The suite configuration defines:

The dataset to use
The agent to test
The graders to use
The gate criteria

Read more about Suites for details on how to configure your evaluation.

3. Run the Evaluation

Run your evaluation with the following command:

letta-evals run suite.yaml

You’ll see real-time progress as your evaluation runs:

Running evaluation: my-first-eval
━━━━━━━━━━━━━━━━━━━━━━━━━━━━━━━━━━━━━━━━ 3/3 100%
✓ PASSED (2.25/3.00 avg, 75.0% pass rate)

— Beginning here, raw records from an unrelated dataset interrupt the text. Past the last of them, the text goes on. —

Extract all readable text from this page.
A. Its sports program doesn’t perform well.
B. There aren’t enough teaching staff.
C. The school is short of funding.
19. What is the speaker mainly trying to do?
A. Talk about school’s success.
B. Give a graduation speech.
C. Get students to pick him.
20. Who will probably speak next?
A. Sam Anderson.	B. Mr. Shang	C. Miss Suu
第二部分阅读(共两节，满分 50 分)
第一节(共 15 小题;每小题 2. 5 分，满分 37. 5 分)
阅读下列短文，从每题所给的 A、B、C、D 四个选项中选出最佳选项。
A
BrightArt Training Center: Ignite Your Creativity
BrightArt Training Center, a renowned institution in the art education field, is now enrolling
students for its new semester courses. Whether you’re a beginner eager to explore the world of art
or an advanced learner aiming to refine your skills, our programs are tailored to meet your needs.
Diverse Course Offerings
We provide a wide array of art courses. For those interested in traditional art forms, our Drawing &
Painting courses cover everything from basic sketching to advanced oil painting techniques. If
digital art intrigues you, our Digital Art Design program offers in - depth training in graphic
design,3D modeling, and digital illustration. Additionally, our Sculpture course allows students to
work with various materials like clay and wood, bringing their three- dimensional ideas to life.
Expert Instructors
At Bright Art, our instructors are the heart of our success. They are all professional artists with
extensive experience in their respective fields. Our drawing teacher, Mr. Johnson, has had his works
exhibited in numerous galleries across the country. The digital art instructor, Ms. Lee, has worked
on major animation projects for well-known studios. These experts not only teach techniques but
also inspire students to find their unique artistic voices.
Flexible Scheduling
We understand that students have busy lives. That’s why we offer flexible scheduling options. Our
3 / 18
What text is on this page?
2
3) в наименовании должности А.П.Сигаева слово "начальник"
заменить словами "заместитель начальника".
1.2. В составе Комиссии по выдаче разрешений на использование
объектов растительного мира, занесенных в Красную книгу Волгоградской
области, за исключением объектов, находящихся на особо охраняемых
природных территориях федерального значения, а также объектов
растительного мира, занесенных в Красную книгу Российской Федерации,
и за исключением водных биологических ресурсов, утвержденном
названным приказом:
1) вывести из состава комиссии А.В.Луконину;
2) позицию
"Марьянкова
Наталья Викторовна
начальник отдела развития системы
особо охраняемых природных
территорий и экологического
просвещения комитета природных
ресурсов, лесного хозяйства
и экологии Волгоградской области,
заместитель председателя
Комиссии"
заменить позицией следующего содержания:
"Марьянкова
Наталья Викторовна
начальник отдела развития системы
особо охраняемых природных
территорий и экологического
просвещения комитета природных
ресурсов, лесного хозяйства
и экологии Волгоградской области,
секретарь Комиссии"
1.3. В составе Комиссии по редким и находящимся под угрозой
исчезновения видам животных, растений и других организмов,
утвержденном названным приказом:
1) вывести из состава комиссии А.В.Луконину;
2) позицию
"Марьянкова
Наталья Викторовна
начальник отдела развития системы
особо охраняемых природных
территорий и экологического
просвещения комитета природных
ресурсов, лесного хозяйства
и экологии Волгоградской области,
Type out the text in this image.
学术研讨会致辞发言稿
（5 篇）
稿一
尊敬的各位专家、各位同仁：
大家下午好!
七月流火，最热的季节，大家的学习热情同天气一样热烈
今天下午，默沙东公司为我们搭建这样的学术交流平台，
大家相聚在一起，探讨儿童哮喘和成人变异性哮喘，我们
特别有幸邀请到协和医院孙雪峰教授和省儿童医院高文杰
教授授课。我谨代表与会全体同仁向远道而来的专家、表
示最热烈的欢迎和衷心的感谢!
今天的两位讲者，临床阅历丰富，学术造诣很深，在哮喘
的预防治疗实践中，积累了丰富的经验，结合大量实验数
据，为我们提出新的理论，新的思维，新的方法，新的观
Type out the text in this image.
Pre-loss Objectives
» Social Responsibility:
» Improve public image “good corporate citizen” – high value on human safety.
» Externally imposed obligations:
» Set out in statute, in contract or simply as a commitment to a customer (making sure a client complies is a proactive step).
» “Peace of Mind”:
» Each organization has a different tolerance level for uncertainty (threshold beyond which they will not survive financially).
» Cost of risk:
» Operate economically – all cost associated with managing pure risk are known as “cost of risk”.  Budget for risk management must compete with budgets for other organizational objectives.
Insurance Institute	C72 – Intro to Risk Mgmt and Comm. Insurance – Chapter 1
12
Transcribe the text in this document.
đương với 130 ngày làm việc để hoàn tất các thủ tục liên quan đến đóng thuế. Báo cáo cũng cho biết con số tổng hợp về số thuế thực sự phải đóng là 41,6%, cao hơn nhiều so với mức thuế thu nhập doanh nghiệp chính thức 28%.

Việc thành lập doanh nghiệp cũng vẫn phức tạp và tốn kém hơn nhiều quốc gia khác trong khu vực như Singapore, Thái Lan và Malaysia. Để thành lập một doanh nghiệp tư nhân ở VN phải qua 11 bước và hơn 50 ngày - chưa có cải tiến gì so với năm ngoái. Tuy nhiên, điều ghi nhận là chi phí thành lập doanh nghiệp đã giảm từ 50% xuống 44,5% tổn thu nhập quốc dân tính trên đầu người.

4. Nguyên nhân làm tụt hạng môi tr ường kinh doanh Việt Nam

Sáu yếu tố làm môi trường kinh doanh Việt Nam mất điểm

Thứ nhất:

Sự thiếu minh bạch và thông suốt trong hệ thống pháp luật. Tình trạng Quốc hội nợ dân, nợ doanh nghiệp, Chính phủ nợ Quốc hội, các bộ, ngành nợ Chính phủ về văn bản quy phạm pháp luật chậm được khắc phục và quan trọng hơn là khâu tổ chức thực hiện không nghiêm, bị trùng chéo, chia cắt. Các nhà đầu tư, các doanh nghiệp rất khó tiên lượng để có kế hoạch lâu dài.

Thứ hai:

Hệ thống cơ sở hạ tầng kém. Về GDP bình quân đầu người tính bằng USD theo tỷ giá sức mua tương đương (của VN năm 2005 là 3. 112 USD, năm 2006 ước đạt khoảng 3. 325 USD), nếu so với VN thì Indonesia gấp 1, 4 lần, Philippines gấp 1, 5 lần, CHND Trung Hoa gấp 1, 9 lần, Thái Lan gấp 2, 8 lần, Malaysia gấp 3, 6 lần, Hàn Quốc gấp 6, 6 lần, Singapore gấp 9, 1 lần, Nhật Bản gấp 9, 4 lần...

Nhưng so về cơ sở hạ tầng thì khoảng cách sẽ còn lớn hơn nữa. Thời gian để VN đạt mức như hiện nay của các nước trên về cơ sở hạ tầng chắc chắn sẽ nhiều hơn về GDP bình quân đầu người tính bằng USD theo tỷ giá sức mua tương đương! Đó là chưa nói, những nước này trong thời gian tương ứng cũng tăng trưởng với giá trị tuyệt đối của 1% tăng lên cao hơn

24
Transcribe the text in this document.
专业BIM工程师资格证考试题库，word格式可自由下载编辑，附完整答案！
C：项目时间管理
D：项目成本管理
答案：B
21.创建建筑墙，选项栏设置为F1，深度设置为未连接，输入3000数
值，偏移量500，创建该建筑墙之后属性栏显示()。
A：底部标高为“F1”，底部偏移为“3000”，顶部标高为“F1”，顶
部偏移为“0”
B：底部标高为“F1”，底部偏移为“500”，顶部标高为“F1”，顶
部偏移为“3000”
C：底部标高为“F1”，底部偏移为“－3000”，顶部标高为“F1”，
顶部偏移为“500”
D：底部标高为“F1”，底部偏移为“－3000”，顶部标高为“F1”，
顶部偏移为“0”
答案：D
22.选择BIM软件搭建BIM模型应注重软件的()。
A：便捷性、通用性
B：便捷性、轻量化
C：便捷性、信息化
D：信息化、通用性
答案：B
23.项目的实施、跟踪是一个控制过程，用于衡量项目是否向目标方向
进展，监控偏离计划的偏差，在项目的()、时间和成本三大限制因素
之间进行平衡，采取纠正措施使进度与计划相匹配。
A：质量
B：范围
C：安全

Read more about CLI Commands for details about the available commands and options.

Understanding the Results

The core evaluation flow is:

Dataset → Target (Agent) → Extractor → Grader → Gate → Result

The evaluation runner:

Loads your dataset
Sends each input to your agent (Target)
Extracts the relevant information (using the Extractor)
Grades the response (using the Grader function)
Computes aggregate metrics
Checks if metrics pass the Gate criteria

The output shows:

Average score: Mean score across all samples
Pass rate: Percentage of samples that passed
Gate status: Whether the evaluation passed or failed overall

Next Steps

Now that you’ve run your first evaluation, explore more advanced features:

Core Concepts - Understand suites, datasets, graders, and extractors
Grader Types - Learn about tool graders vs rubric graders
Multi-Metric Evaluation - Test multiple aspects simultaneously
Custom Graders - Write custom grading functions
Multi-Turn Conversations - Test conversational memory

Common Use Cases

Strict Answer Checking

Use exact matching for cases where the answer must be precisely correct:

graders:
  accuracy:
    kind: tool
    function: exact_match
    extractor: last_assistant

Subjective Quality Evaluation

Use an LLM judge to evaluate subjective qualities like helpfulness or tone:

graders:
  quality:
    kind: rubric
    prompt_path: rubric.txt
    model: gpt-4o-mini
    extractor: last_assistant

Then create rubric.txt:

Rate the helpfulness and accuracy of the response.
- Score 1.0 if helpful and accurate
- Score 0.5 if partially helpful
- Score 0.0 if unhelpful or wrong

Testing Tool Calls

Verify that your agent calls specific tools with expected arguments:

graders:
  tool_check:
    kind: tool
    function: contains
    extractor: tool_arguments
    extractor_config:
      tool_name: search

Testing Memory Persistence

Check if the agent correctly updates its memory blocks:

graders:
  memory_check:
    kind: tool
    function: contains
    extractor: memory_block
    extractor_config:
      block_label: human

Troubleshooting

“Agent file not found”

Make sure your agent_file path is correct. Paths are relative to the suite YAML file location. Use absolute paths if needed:

target:
  agent_file: /absolute/path/to/my_agent.af

“Connection refused”

Your Letta server isn’t running or isn’t accessible. Start it using Docker:

docker run -p 8283:8283 -e OPENAI_API_KEY="your_api_key" letta/letta:latest

By default, it runs at http://localhost:8283. See the self-hosting guide for more information.

For more help, see the Troubleshooting Guide.